C'est ce que je souhaitais dire en introduction.

M. BIRRAUX - Merci. Je souhaite poser une question immédiatement. Dans le schéma qu'ont les responsables, est-ce que l'EPR fonctionnera en base, en semi-base ou semi-charge ?

M. DAURES - L'EPR a fonctionné selon son âge et sa montée progressivement en sortant de l'aval. Dans l'état actuel des connaissances et des prix d'énergie, EPR est la première vague de réacteurs que nous commanderions si la politique énergétique confirmait le choix nucléaire pour l'électricité. Le fonctionnement serait en base, ce qui fait qu'on peut probablement réserver le suivi de charge à leurs confrères qui seront toujours en activité, ou à ceux qui les suivront.

On peut imaginer qu'il y ait une première génération de réacteurs nucléaires plus simples, uniquement sur la base, et on peut faire le calcul : ceci concernerait 6 à 8 tranches.

Compte tenu des données actuelles, il est clair que toute l'énergie de semi-base devra être faite par d'autres processus que le nucléaire. Cette donnée civique se heurte à une réalité : le fait qu'il continue d'exister des réacteurs amorcés ; il serait donc inutile de procéder à un remplacement anticipé. On utilisera donc les réacteurs existants pour faire l'énergie semi-base pendant encore longtemps. Cependant, s'agissant d'ouvrages nouveaux, nous avons à constituer le parc ; il serait pour la base fait de l'EPR et pour la semi-base fait d'installations thermiques classiques (charbon propre ou turbine à combustion).

M. CORDONNIER - Je voudrais intervenir sur les aspects programmation et anticipation, sur ce tandem, et revenir sur les propos de Monsieur ALPHANDERY et de Monsieur DAURES concernant la durée de vie.

Je crois qu'il y a quelques éléments chiffrés qui doivent conduire à tempérer les propos tenus par la Direction d'EDF. Trois idées fortes, actuellement, soutiennent l'idée de suréquipement :

- le faible taux d'augmentation des consommations,

- la durée de vie,

- le nucléaire en base.

S'agissant du faible taux d'augmentation des consommations, on peut constater que, depuis dix ans, et malgré une forte politique de dépassement en puissance menée par les établissements, et un terme de ralentissement économique, la consommation en FRANCE croît de 10 kilowattheures par an.

10 kilowattheures par an avec une tranche qui fonctionne 8 760 heures à taux plein, ce qui est impossible, représente une tranche par an.

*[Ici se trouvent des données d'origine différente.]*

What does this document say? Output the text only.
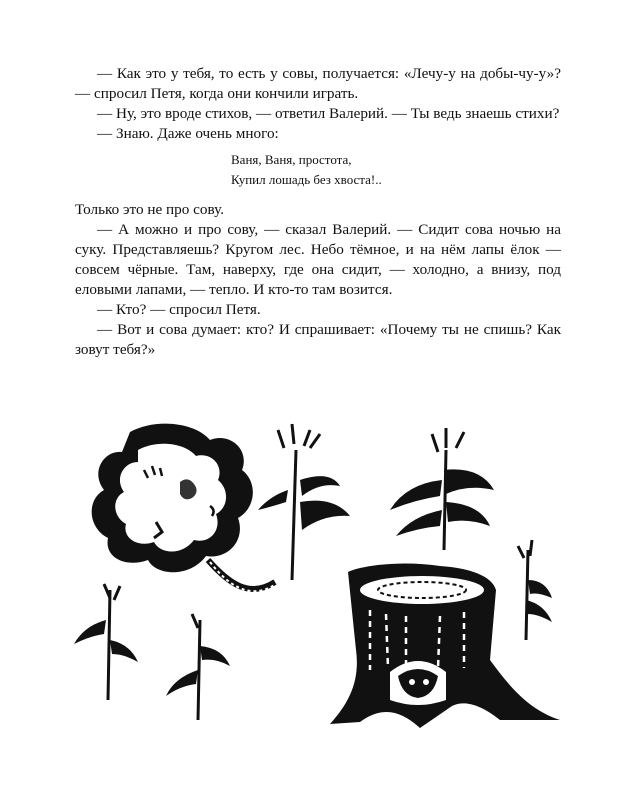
— Как это у тебя, то есть у совы, получается: «Лечу-у на добы-чу-у»? — спросил Петя, когда они кончили играть.

— Ну, это вроде стихов, — ответил Валерий. — Ты ведь знаешь стихи?

— Знаю. Даже очень много:

Ваня, Ваня, простота,
Купил лошадь без хвоста!..

Только это не про сову.

— А можно и про сову, — сказал Валерий. — Сидит сова ночью на суку. Представляешь? Кругом лес. Небо тёмное, и на нём лапы ёлок — совсем чёрные. Там, наверху, где она сидит, — холодно, а внизу, под еловыми лапами, — тепло. И кто-то там возится.

— Кто? — спросил Петя.

— Вот и сова думает: кто? И спрашивает: «Почему ты не спишь? Как зовут тебя?»
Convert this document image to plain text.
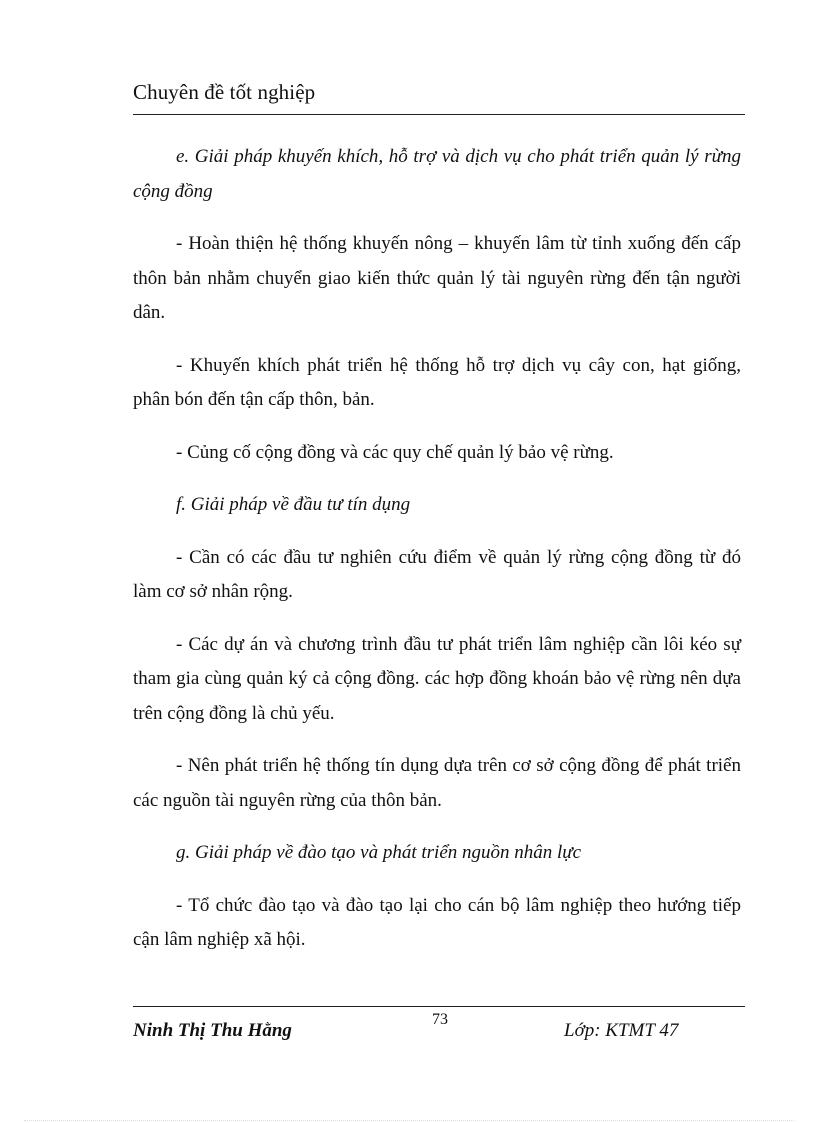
Chuyên đề tốt nghiệp

e. Giải pháp khuyến khích, hỗ trợ và dịch vụ cho phát triển quản lý rừng cộng đồng

- Hoàn thiện hệ thống khuyến nông – khuyến lâm từ tỉnh xuống đến cấp thôn bản nhằm chuyển giao kiến thức quản lý tài nguyên rừng đến tận người dân.

- Khuyến khích phát triển hệ thống hỗ trợ dịch vụ cây con, hạt giống, phân bón đến tận cấp thôn, bản.

- Củng cố cộng đồng và các quy chế quản lý bảo vệ rừng.

f. Giải pháp về đầu tư tín dụng

- Cần có các đầu tư nghiên cứu điểm về quản lý rừng cộng đồng từ đó làm cơ sở nhân rộng.

- Các dự án và chương trình đầu tư phát triển lâm nghiệp cần lôi kéo sự tham gia cùng quản ký cả cộng đồng. các hợp đồng khoán bảo vệ rừng nên dựa trên cộng đồng là chủ yếu.

- Nên phát triển hệ thống tín dụng dựa trên cơ sở cộng đồng để phát triển các nguồn tài nguyên rừng của thôn bản.

g. Giải pháp về đào tạo và phát triển nguồn nhân lực

- Tổ chức đào tạo và đào tạo lại cho cán bộ lâm nghiệp theo hướng tiếp cận lâm nghiệp xã hội.

73
Ninh Thị Thu Hằng	Lớp: KTMT 47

Ramené à la production, cela fait environ 1,5 tranche par an de croissance de consommation, production dans le pays.

Je ferai un rappel des propos de Monsieur MANDIL ; si l'on s'en tient à 7 000 mégawatts, on constate que le suréquipement est relativement gratté. Le deuxième niveau de réflexion qui doit interpeller le domaine de la politique est de savoir, en fonction et sur ces perspectives de consommations, quelle est la situation sociale correspondante dans le pays. D'un côté, on ne peut pas parler de relance et de croissance, et de l'autre, on entérine des perspectives de développement énergétique relativement contradictoires avec des perspectives politiques, et notamment une politique de plein emploi. C'était un élément de réflexion que je voulais amener.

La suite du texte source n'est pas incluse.